Excerpt from the article originally published by Voyage Michigan Magazine on August 3, 2022

Niikah, we appreciate you taking the time to share your story with us today. Where does your story begin? I fell in love with ceramics while studying at Northern Michigan University when I walked into my first elective pottery class and never looked back. I spent much of my time while at school in the ceramic studio, endlessly refining my skills, ideas, and projects.

While at NMU, I was selected to study abroad in Romania for a semester at the University of Art & Design in Cluj-Napoca. My studies abroad gave me a whole new perspective on my life and the art world, and when I returned home, I began working with porcelain clay on projects that echoed deeper themes of my life. Some of the projects that started to develop during that time were translucent porcelain lighting fixtures to bring ambiance into a space; high-end dinnerware aimed at elevating the slow food movement and gourmet, local cuisine; and sculptural projects that portrayed the complex personal feelings I was having after seeing the world in a new light.

I also became a Studio Assistant to the program at Northern, investing even more time in learning the backside of running a studio through making all of the program’s clay, firing kilns, and maintaining the studio.

Graduation came during the lockdown of 2020, with my final project pivoting into a video/photography piece after leaving most of my work at school during quarantine. Left with my plans for post-graduation travel abroad suspended, I returned to my family’s farm for the summer to work on the fields again and watch the world change before my eyes.

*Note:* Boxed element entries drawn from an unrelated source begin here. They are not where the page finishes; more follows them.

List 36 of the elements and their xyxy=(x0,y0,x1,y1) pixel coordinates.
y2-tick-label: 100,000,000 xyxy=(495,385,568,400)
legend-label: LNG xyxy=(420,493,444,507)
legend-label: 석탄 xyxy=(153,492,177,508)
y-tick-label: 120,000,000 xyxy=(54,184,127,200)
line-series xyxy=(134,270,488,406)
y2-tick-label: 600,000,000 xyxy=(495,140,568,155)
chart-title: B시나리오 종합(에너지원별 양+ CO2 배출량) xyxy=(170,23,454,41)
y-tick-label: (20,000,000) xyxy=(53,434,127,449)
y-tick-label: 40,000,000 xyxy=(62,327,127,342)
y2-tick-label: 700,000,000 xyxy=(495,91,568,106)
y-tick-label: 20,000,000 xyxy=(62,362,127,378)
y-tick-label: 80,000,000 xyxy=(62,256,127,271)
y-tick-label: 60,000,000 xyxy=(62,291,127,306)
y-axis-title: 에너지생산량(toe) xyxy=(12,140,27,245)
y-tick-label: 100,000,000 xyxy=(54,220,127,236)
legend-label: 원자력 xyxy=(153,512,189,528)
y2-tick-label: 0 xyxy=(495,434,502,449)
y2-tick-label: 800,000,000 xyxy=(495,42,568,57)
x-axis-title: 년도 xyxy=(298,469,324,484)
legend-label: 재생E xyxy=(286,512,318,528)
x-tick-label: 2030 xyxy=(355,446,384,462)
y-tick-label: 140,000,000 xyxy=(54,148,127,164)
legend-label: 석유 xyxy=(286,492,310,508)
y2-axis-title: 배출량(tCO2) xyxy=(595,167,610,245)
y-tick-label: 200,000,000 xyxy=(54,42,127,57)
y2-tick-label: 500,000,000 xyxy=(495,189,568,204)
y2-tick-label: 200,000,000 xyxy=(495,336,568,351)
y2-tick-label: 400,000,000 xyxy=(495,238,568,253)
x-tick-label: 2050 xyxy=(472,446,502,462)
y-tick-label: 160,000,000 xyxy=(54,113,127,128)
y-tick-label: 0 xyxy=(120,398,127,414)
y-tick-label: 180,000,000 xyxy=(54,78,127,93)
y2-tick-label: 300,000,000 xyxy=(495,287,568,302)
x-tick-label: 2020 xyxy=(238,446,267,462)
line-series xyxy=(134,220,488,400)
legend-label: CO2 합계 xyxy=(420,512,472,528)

It was during that time that I reached out to Michele Dupras, who was a local ceramicist & owner of Revisions Design Studio, to buy a small kiln for a make-shift studio I was putting together in a shed at the farm. After a few months, we met for the first time in her garage in Negaunee, and after I bought the kiln, she offered to sell me her studio and business. We had never connected prior to that day, but she had heard about me through other local ceramicists and felt that I would be a good fit to carry on her business while she shifted to spend more time with her kids.

I hadn’t had any plans to stay in Marquette or start a business, but I was intrigued by the opportunity and drove over that very day to look at the studio.

The Studio Gallery sits on Presque Isle, a quaint little stretch of land and park north of Marquette right on Lake Superior. As soon as I peeked through the windows of the timber frame building, with a porch overlooking the lake, high ceilings, and hardwood floors, I knew I was looking at my future.